そして、「現実の医療現場では、精神保健福祉法は主に強制的な精神科入院と行動制限を正当化するための根拠として使われています」(上野医師)。
精神医療の改革:10年間で精神病院を全廃。精神医療は「入院医療から地域生活へ」、精神病床は一般病院へ、精神科医は地域へ。
かつての欧米諸国も、似たような問題を抱えていましたが、1970年代、イタリアで公立の精神病院を全廃するという大改革を行い、入院医療から地域での治療に転換が図られました。医師のフランコ・バザーリア(1924-80)が主導し、1978年に成立した「バザーリア法」と呼ばれる法律で、この改革が実現しました。
「バザーリア法」は、憲法で保障された市民権に基づき、精神科の患者は自分の意思で医療を選ぶ権利があると規定しています。精神科病院の新設を禁止し、「治安維持」のための強制入院から、地域サービスによる医療に移行しました。2000年にイタリア政府は、精神科病院の完全閉鎖を宣言しました。
この大改革が、他の先進国に大きな影響を与えました。先に紹介したグラフを見れば分かる通り、1990年以降に至るまで、先進国は精神病床数と在院日数を減らし続けています。
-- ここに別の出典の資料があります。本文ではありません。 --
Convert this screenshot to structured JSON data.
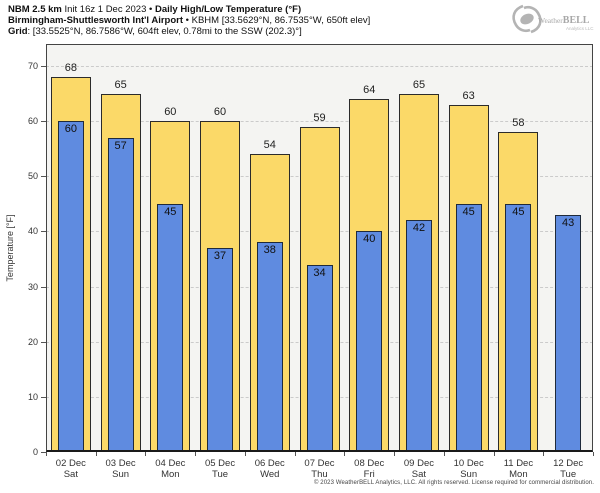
{
  "header": {
    "model_bold": "NBM 2.5 km",
    "init_text": " Init 16z 1 Dec 2023 • ",
    "product_bold": "Daily High/Low Temperature (°F)",
    "station_bold": "Birmingham-Shuttlesworth Int'l Airport",
    "station_info": " • KBHM [33.5629°N, 86.7535°W, 650ft elev]",
    "grid_bold": "Grid",
    "grid_info": ": [33.5525°N, 86.7586°W, 604ft elev, 0.78mi to the SSW (202.3)°]"
  },
  "logo": {
    "name_small": "Weather",
    "name_big": "BELL",
    "subtext": "Analytics LLC"
  },
  "footer": {
    "copyright": "© 2023 WeatherBELL Analytics, LLC. All rights reserved. License required for commercial distribution."
  },
  "chart_data": {
    "type": "bar",
    "title": "NBM 2.5 km Init 16z 1 Dec 2023 • Daily High/Low Temperature (°F)",
    "subtitle": "Birmingham-Shuttlesworth Int'l Airport • KBHM [33.5629°N, 86.7535°W, 650ft elev]",
    "ylabel": "Temperature [°F]",
    "ylim": [
      0,
      74
    ],
    "yticks": [
      0,
      10,
      20,
      30,
      40,
      50,
      60,
      70
    ],
    "grid": "horizontal-dashed",
    "legend": "none",
    "categories_date": [
      "02 Dec",
      "03 Dec",
      "04 Dec",
      "05 Dec",
      "06 Dec",
      "07 Dec",
      "08 Dec",
      "09 Dec",
      "10 Dec",
      "11 Dec",
      "12 Dec"
    ],
    "categories_day": [
      "Sat",
      "Sun",
      "Mon",
      "Tue",
      "Wed",
      "Thu",
      "Fri",
      "Sat",
      "Sun",
      "Mon",
      "Tue"
    ],
    "series": [
      {
        "name": "Daily High",
        "color": "#fbd968",
        "border": "#2b2b2b",
        "values": [
          68,
          65,
          60,
          60,
          54,
          59,
          64,
          65,
          63,
          58,
          null
        ]
      },
      {
        "name": "Daily Low",
        "color": "#5f8be0",
        "border": "#1f2a3a",
        "values": [
          60,
          57,
          45,
          37,
          38,
          34,
          40,
          42,
          45,
          45,
          43
        ]
      }
    ],
    "colors": {
      "plot_background": "#f4f4f2",
      "gridline": "#cbcbcb",
      "axis": "#1a1a1a"
    }
  }
}
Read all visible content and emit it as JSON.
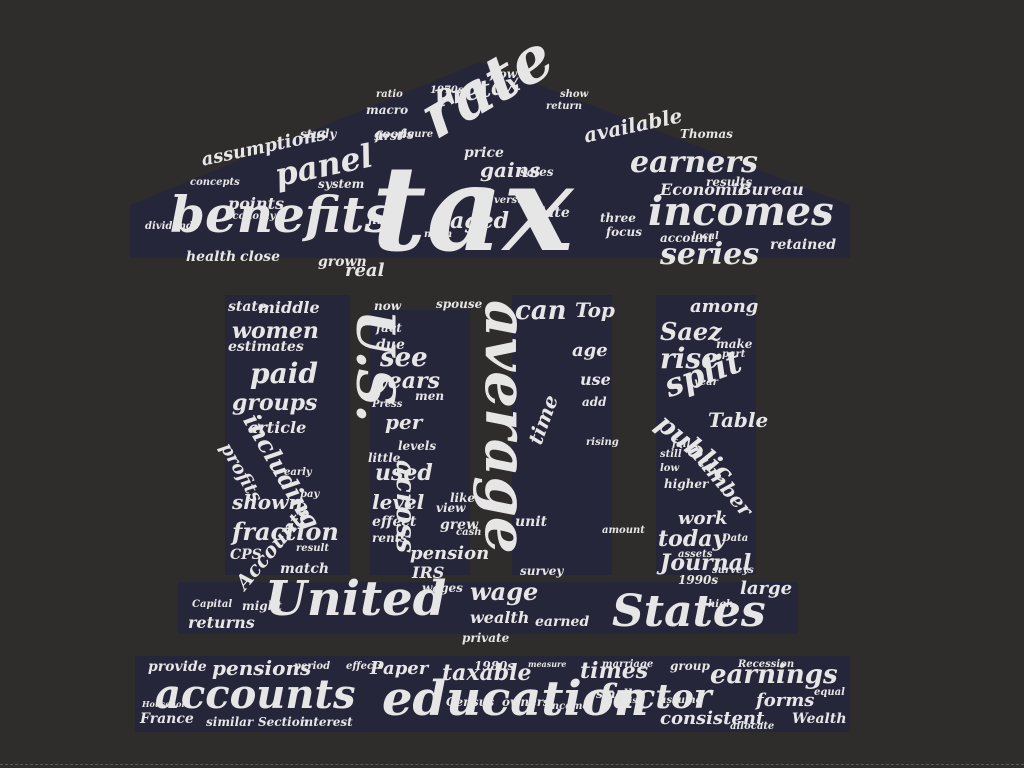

なお、バザーリア改革は、公立病院の全廃運動でした。これに対し、ベルギーでは、日本同様、民間病院の病床数を減らす改革に取り組みました。ベッド数のグラフで日本に次いで多いのがベルギーですが、なんとか2010年の改革が成功、民間病院に一定の補償も行って、実現したようです。ベルギーの改革と日本への示唆については、以下のように、内閣府の障害者政策委員会でも紹介されています。
https://www8.cao.go.jp/shougai/suishin/seisaku_iinkai/k_25/pdf/s1.pdf
こうした動きをもとに、日本の精神医療に関する改革プランを提示しているのが、社会福祉法人理事長の氏家憲章氏です。
氏家氏の提言は、精神病床を減らす一方、精神科の医師の収入が少ない状況も変える、というものです。そして、患者は就労支援施設で働く等の自立を行い、地域で精神科医師は病院ではなく、地域での医療に移る、という形を主張しています。
私も、基本的に氏家案に賛成です。ただ、政策の打ち出しとしては、もっと分かりやすく、徹底した形で提示した方が良いでしょう。このため、以下のように主張します。
・イタリアのバザーリア改革の精神に学び、日本の精神科病院を20年間で全廃
・入院医療から地域生活へ移し、精神病床は一般病院へ、精神科医は地域へ
・精神科医の待遇は他科の医師と同等とする
・ベルギー流の民間精神病院への補償は必要最小限。まずは業界と戦う。
ちなみに、日本の精神病院の団体トップを務める山崎學氏、「精神科医にも拳銃を持たせてくれ」という部下の発言を協会の機関誌に載せて、批判されたことがあります。この人については、いずれまた書こうと思いますが、なかなか戦い甲斐のありそうな相手のようです。